SGEN has a ‘Moderate Buy’ analyst consensus, with 6 Buy ratings vs 4 Holds received over the last three months. It has an average price target of $79, suggesting 4% upside. Financial bloggers and hedge funds are bullish the stock. Over the last quarter, hedge funds have increased their SGEN holdings by 113,000 shares.

Vertex Pharmaceuticals Inc. (VRTX)

The last “Perfect 10” on our list is dedicated to discovering new cystic fibrosis (CF) treatments. CF is a genetic disorder that primarily affects the lungs and causes difficulty breathing. While share prices have only increased 5% year-to-date, the company’s broad product pipeline inspires confidence.

The company controls a majority of the cystic fibrosis market space, as its drugs treat the underlying causes of the genetic disease. VRTX believes that it has only reached half of the patients that could benefit from these treatments. Management believes they can expand their patient base by another 50% through additional treatments for younger patients.

Not to mention VRTX stands to grow its reach even further. The company plans to file a triple-drug combo for FDA approval to help it access more of the market as well as develop therapies for other diseases.

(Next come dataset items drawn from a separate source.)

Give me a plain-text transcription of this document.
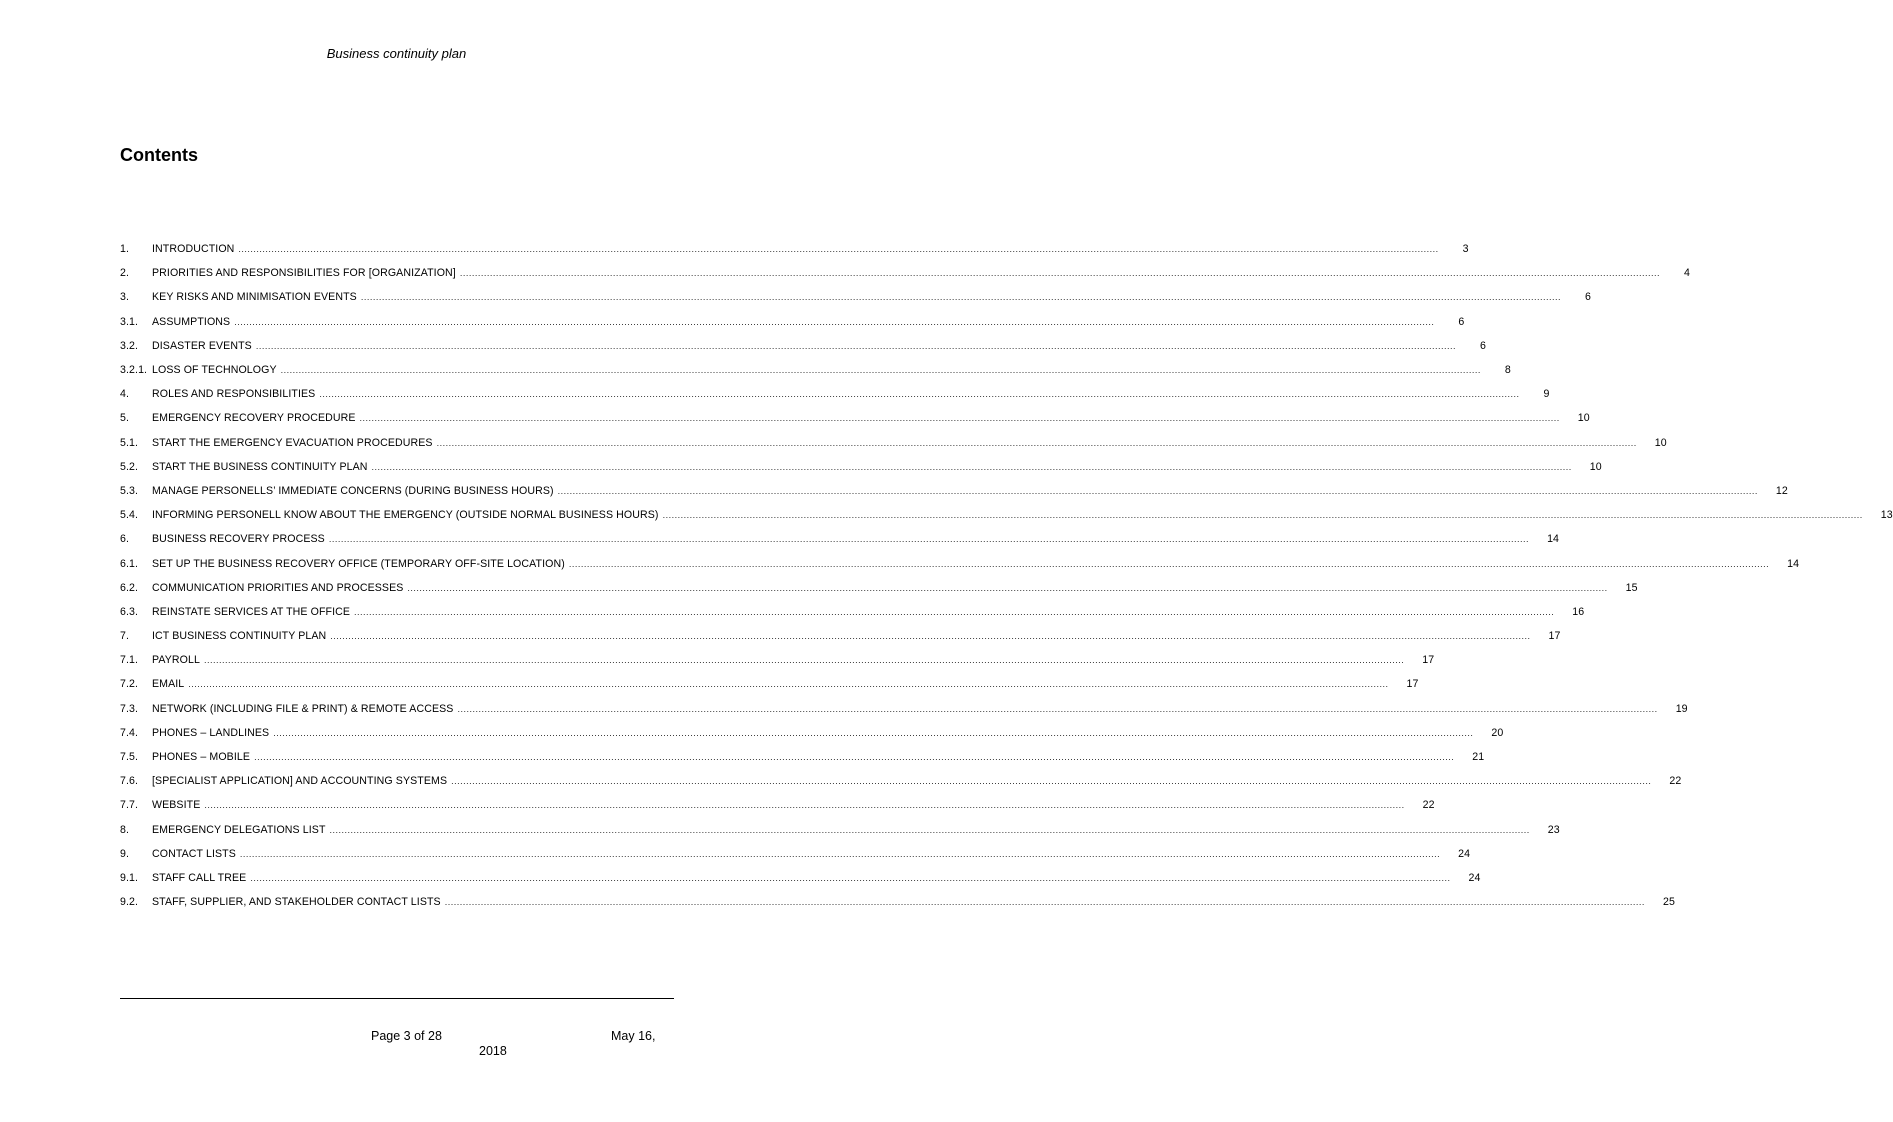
Business continuity plan
Contents
1.	INTRODUCTION ................................................................................................................................................................................................................................................................................................................................................................................................................	3
2.	PRIORITIES AND RESPONSIBILITIES FOR [ORGANIZATION] ................................................................................................................................................................................................................................................................................................................................................................................................................	4
3.	KEY RISKS AND MINIMISATION EVENTS ................................................................................................................................................................................................................................................................................................................................................................................................................	6
3.1.	ASSUMPTIONS ................................................................................................................................................................................................................................................................................................................................................................................................................	6
3.2.	DISASTER EVENTS ................................................................................................................................................................................................................................................................................................................................................................................................................	6
3.2.1. LOSS OF TECHNOLOGY ................................................................................................................................................................................................................................................................................................................................................................................................................	8
4.	ROLES AND RESPONSIBILITIES ................................................................................................................................................................................................................................................................................................................................................................................................................	9
5.	EMERGENCY RECOVERY PROCEDURE ................................................................................................................................................................................................................................................................................................................................................................................................................	10
5.1.	START THE EMERGENCY EVACUATION PROCEDURES ................................................................................................................................................................................................................................................................................................................................................................................................................	10
5.2.	START THE BUSINESS CONTINUITY PLAN ................................................................................................................................................................................................................................................................................................................................................................................................................	10
5.3.	MANAGE PERSONELLS’ IMMEDIATE CONCERNS (DURING BUSINESS HOURS) ................................................................................................................................................................................................................................................................................................................................................................................................................	12
5.4.	INFORMING PERSONELL KNOW ABOUT THE EMERGENCY (OUTSIDE NORMAL BUSINESS HOURS) ................................................................................................................................................................................................................................................................................................................................................................................................................	13
6.	BUSINESS RECOVERY PROCESS ................................................................................................................................................................................................................................................................................................................................................................................................................	14
6.1.	SET UP THE BUSINESS RECOVERY OFFICE (TEMPORARY OFF-SITE LOCATION) ................................................................................................................................................................................................................................................................................................................................................................................................................	14
6.2.	COMMUNICATION PRIORITIES AND PROCESSES ................................................................................................................................................................................................................................................................................................................................................................................................................	15
6.3.	REINSTATE SERVICES AT THE OFFICE ................................................................................................................................................................................................................................................................................................................................................................................................................	16
7.	ICT BUSINESS CONTINUITY PLAN ................................................................................................................................................................................................................................................................................................................................................................................................................	17
7.1.	PAYROLL ................................................................................................................................................................................................................................................................................................................................................................................................................	17
7.2.	EMAIL ................................................................................................................................................................................................................................................................................................................................................................................................................	17
7.3.	NETWORK (INCLUDING FILE & PRINT) & REMOTE ACCESS ................................................................................................................................................................................................................................................................................................................................................................................................................	19
7.4.	PHONES – LANDLINES ................................................................................................................................................................................................................................................................................................................................................................................................................	20
7.5.	PHONES – MOBILE ................................................................................................................................................................................................................................................................................................................................................................................................................	21
7.6.	[SPECIALIST APPLICATION] AND ACCOUNTING SYSTEMS ................................................................................................................................................................................................................................................................................................................................................................................................................	22
7.7.	WEBSITE ................................................................................................................................................................................................................................................................................................................................................................................................................	22
8.	EMERGENCY DELEGATIONS LIST ................................................................................................................................................................................................................................................................................................................................................................................................................	23
9.	CONTACT LISTS ................................................................................................................................................................................................................................................................................................................................................................................................................	24
9.1.	STAFF CALL TREE ................................................................................................................................................................................................................................................................................................................................................................................................................	24
9.2.	STAFF, SUPPLIER, AND STAKEHOLDER CONTACT LISTS ................................................................................................................................................................................................................................................................................................................................................................................................................	25
Page 3 of 28	May 16,
2018
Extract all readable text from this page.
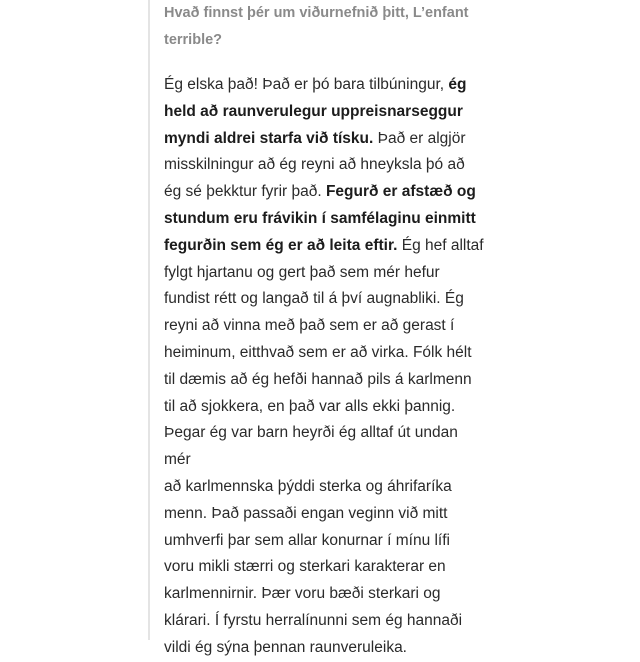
Hvað finnst þér um viðurnefnið þitt, L’enfant
terrible?
Ég elska það! Það er þó bara tilbúningur, ég
held að raunverulegur uppreisnarseggur
myndi aldrei starfa við tísku. Það er algjör
misskilningur að ég reyni að hneyksla þó að
ég sé þekktur fyrir það. Fegurð er afstæð og
stundum eru frávikin í samfélaginu einmitt
fegurðin sem ég er að leita eftir. Ég hef alltaf
fylgt hjartanu og gert það sem mér hefur
fundist rétt og langað til á því augnabliki. Ég
reyni að vinna með það sem er að gerast í
heiminum, eitthvað sem er að virka. Fólk hélt
til dæmis að ég hefði hannað pils á karlmenn
til að sjokkera, en það var alls ekki þannig.
Þegar ég var barn heyrði ég alltaf út undan
mér
að karlmennska þýddi sterka og áhrifaríka
menn. Það passaði engan veginn við mitt
umhverfi þar sem allar konurnar í mínu lífi
voru mikli stærri og sterkari karakterar en
karlmennirnir. Þær voru bæði sterkari og
klárari. Í fyrstu herralínunni sem ég hannaði
vildi ég sýna þennan raunveruleika.
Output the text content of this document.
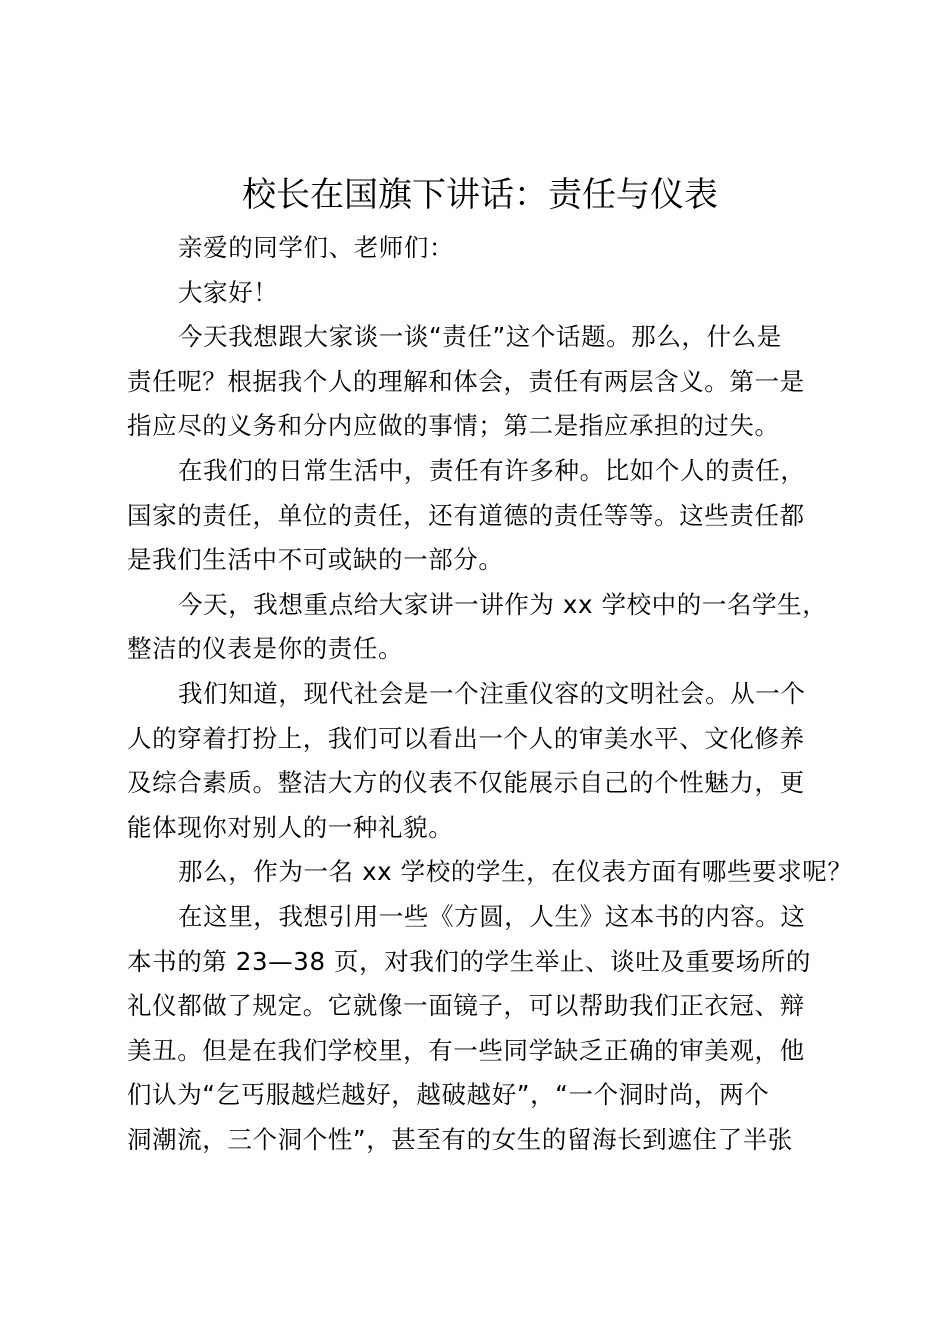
校长在国旗下讲话：责任与仪表
亲爱的同学们、老师们：
大家好！
今天我想跟大家谈一谈“责任”这个话题。那么，什么是
责任呢？根据我个人的理解和体会，责任有两层含义。第一是
指应尽的义务和分内应做的事情；第二是指应承担的过失。
在我们的日常生活中，责任有许多种。比如个人的责任，
国家的责任，单位的责任，还有道德的责任等等。这些责任都
是我们生活中不可或缺的一部分。
今天，我想重点给大家讲一讲作为 xx 学校中的一名学生，
整洁的仪表是你的责任。
我们知道，现代社会是一个注重仪容的文明社会。从一个
人的穿着打扮上，我们可以看出一个人的审美水平、文化修养
及综合素质。整洁大方的仪表不仅能展示自己的个性魅力，更
能体现你对别人的一种礼貌。
那么，作为一名 xx 学校的学生，在仪表方面有哪些要求呢？
在这里，我想引用一些《方圆，人生》这本书的内容。这
本书的第 23—38 页，对我们的学生举止、谈吐及重要场所的
礼仪都做了规定。它就像一面镜子，可以帮助我们正衣冠、辩
美丑。但是在我们学校里，有一些同学缺乏正确的审美观，他
们认为“乞丐服越烂越好，越破越好”，“一个洞时尚，两个
洞潮流，三个洞个性”，甚至有的女生的留海长到遮住了半张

On June 7, VRTX announced that it entered into a definitive agreement worth $245 million to acquire all outstanding shares of gene editing therapies developer Exonics Therapeutics. Exonics’ technology will allow VRTX to offer treatments for other genetic diseases such as Duchenne Muscular Dystrophy (DMD).

Ahead of its July 31 earnings release, the company is expected to deliver gains. According to consensus estimates, revenue could reach $884 billion, up 18% year-over-year. Quarterly EPS should also see an increase of 11%, reaching $1.04 per share.

H.C. Wainwright analyst, Andrew Fein, is optimistic about this biotech. On July 22, he reiterated his Buy rating and price target of $220, suggesting 27% upside. He notes that while the company runs the risk of “failure in further combination clinical studies, failure to achieve peak sales revenue and product competition”, he maintains his bullish thesis.

Top financial blogger, William Meyers writes, “In the past I have usually cautioned about its relatively high stock price and market capitalization compared to other large-cap biotechs, but its pipeline is broad and deep, which is a good sign for long-term investors,” he said.

The Street is bullish on VRTX. The stock boasts a ‘Strong Buy’ analyst consensus and a $215 average price target, suggesting 23% upside. It also has a very bullish sentiment from news outlets, with positive technicals and fundamentals.